Methods. Between November 1985 and November 1999, 347 children underwent cardiac transplantation at the Loma Linda University Medical Center. Of these, 32 children were listed for re-CTx. Ten patients died while waiting, and 22 recipients underwent re-CTx. Median age at re-CTx was 7.1 years (range, 52 days to 20.1 years).

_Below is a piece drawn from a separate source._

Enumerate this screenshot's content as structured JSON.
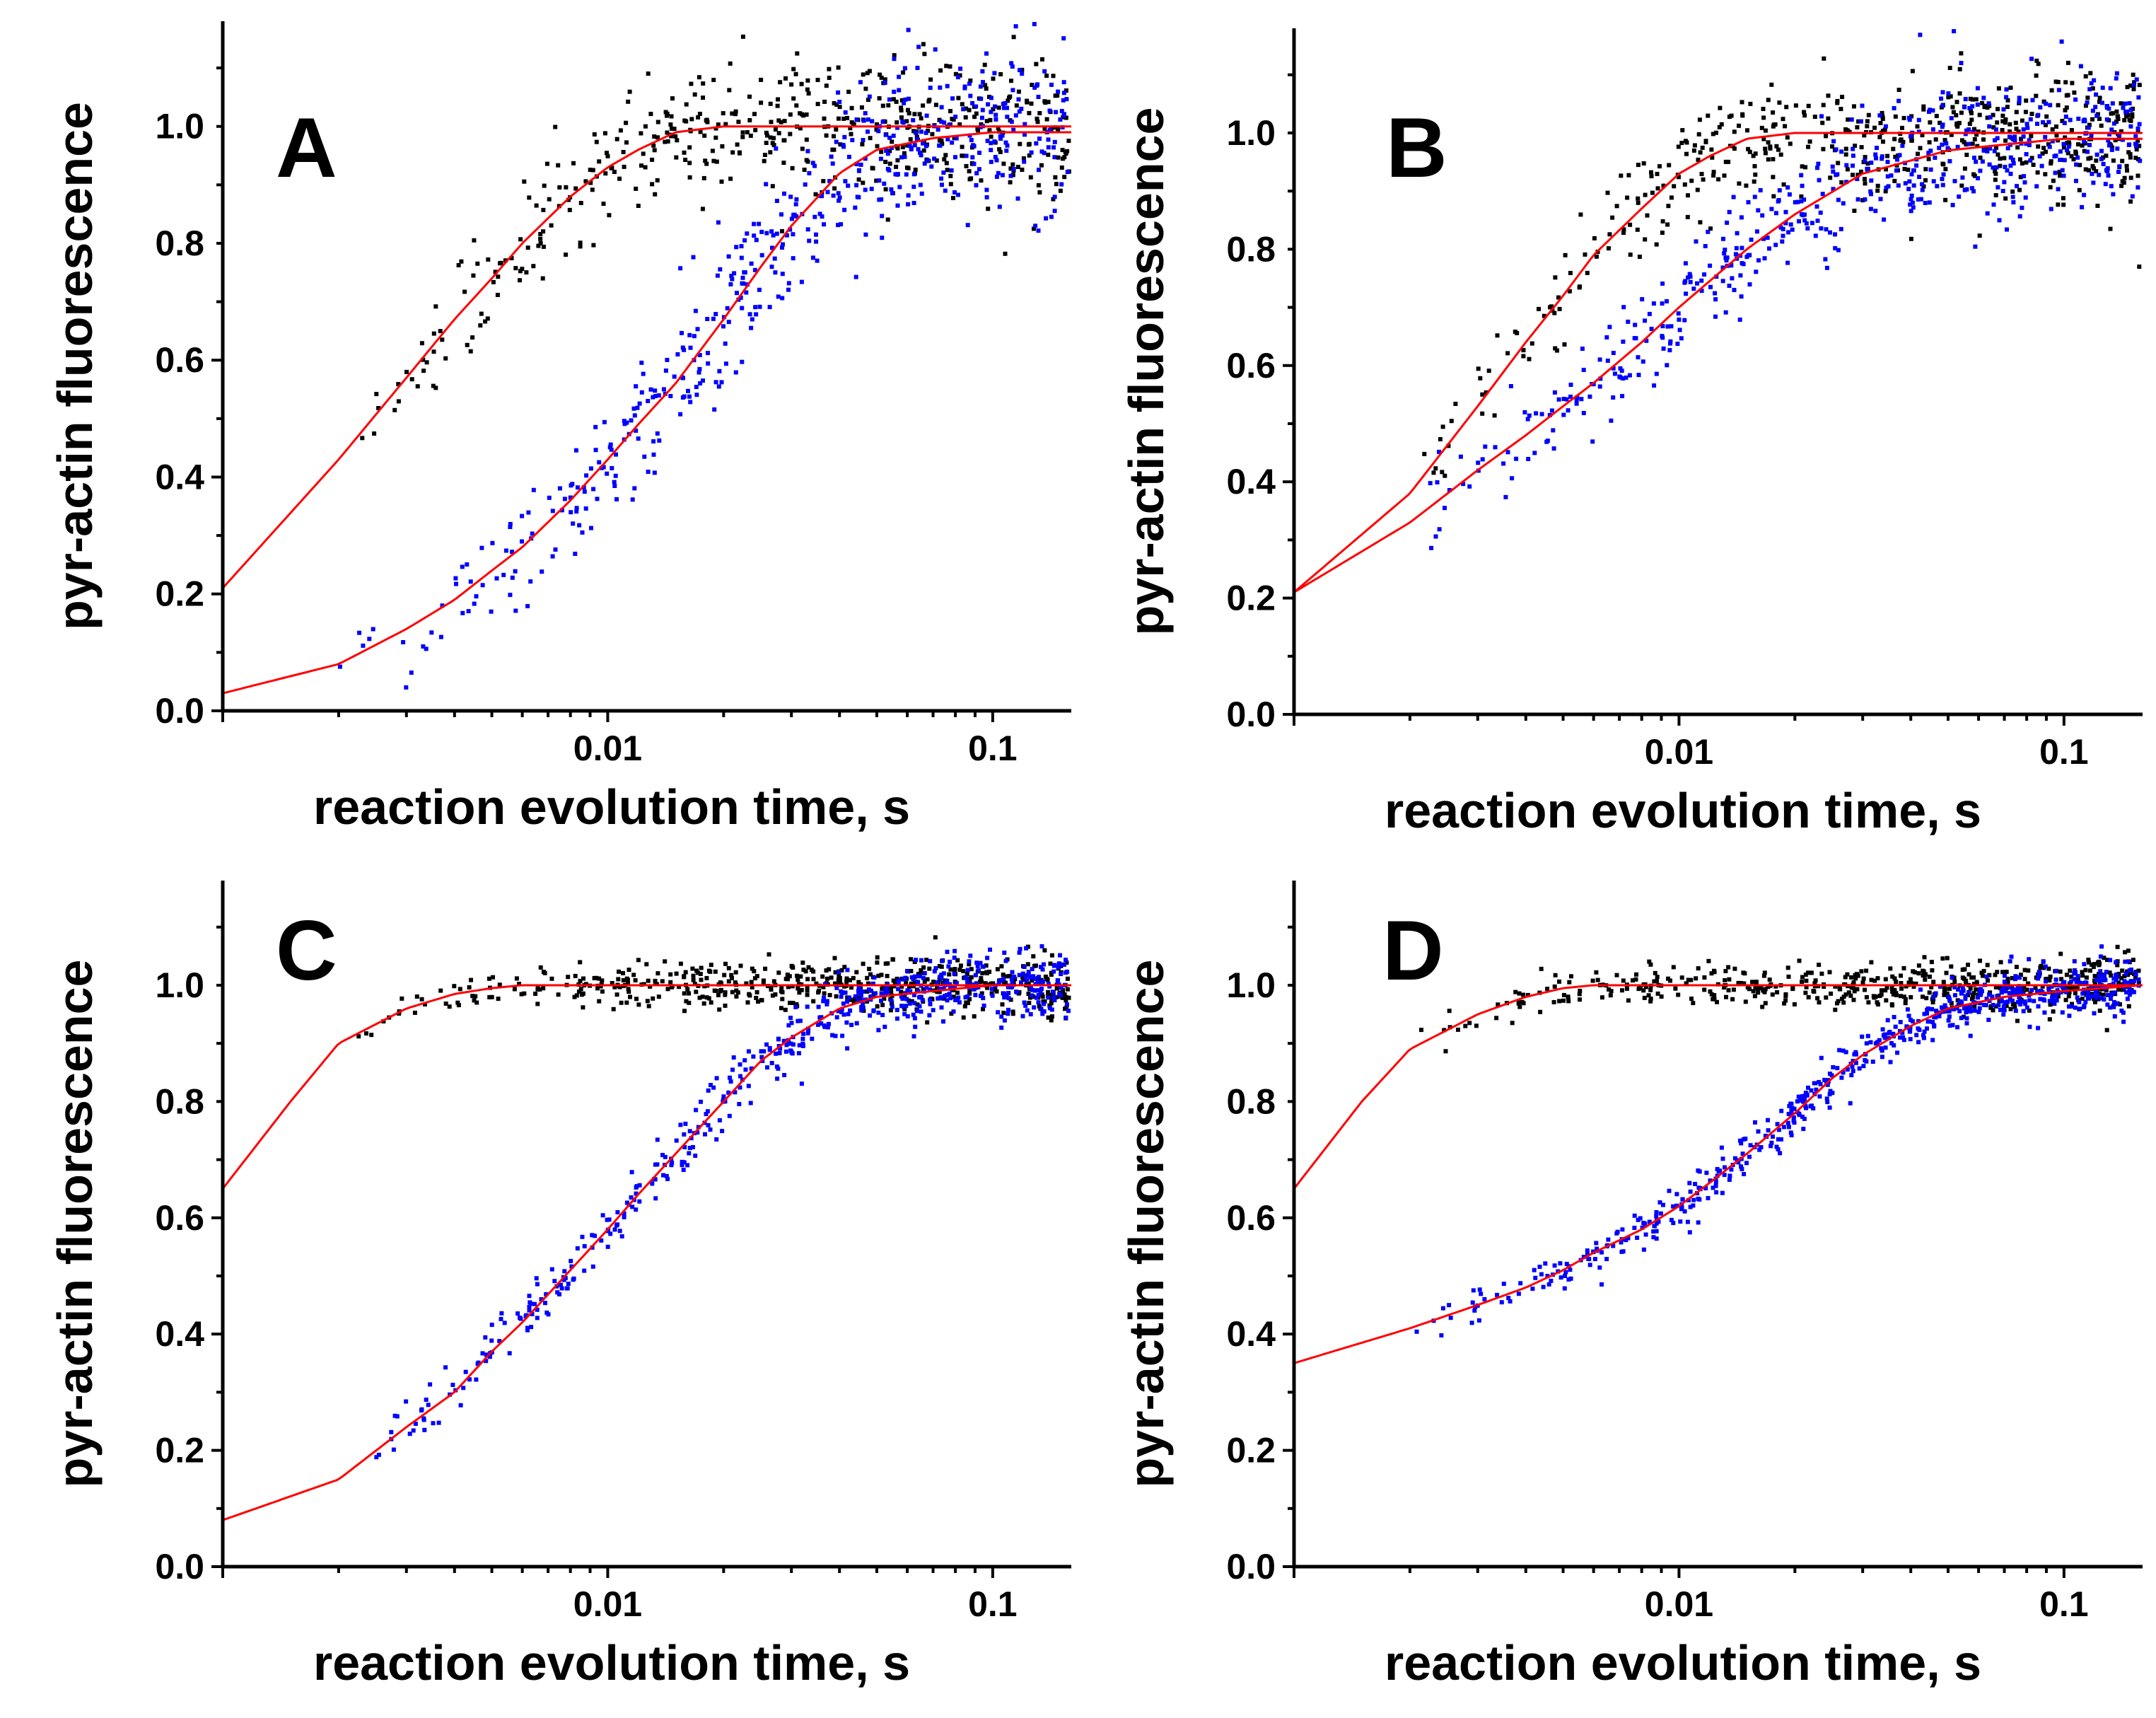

Results. Indications for re-CTx were allograft vasculopathy (n = 16), primary graft failure (n = 5), and acute rejection (n = 1). Two patients with primary graft failure underwent retransplantation within 24 hours of the first transplantation procedure while on extracorporeal membrane oxygenation support. Median time interval to re-CTx for the others was 7.2 years (range, 32 days to 9.4 years). Operative mortality for all cardiac re-CTx procedures was 13.6%. Causes of hospital mortality were pulmonary hypertension with graft failure (n = 2) and multiorgan failure (n = 1). Median hospital stay after re-CTx was 14.1 days (range, 6 to 45 days). There was one late death from severe rejection. Actuarial survival at 3 years for re-CTx was 81.9% ± 8.9% compared with 77.3% ± 2.6% for primary cardiac transplantation recipients (p = 0.70).

Conclusions. Elective re-CTx can be performed with acceptable mortality. Although the number of patients undergoing retransplantation in this report is small and their long-term outcome is unknown, the intermediate-term survival after re-CTx is similar to that of children undergoing primary cardiac transplantation.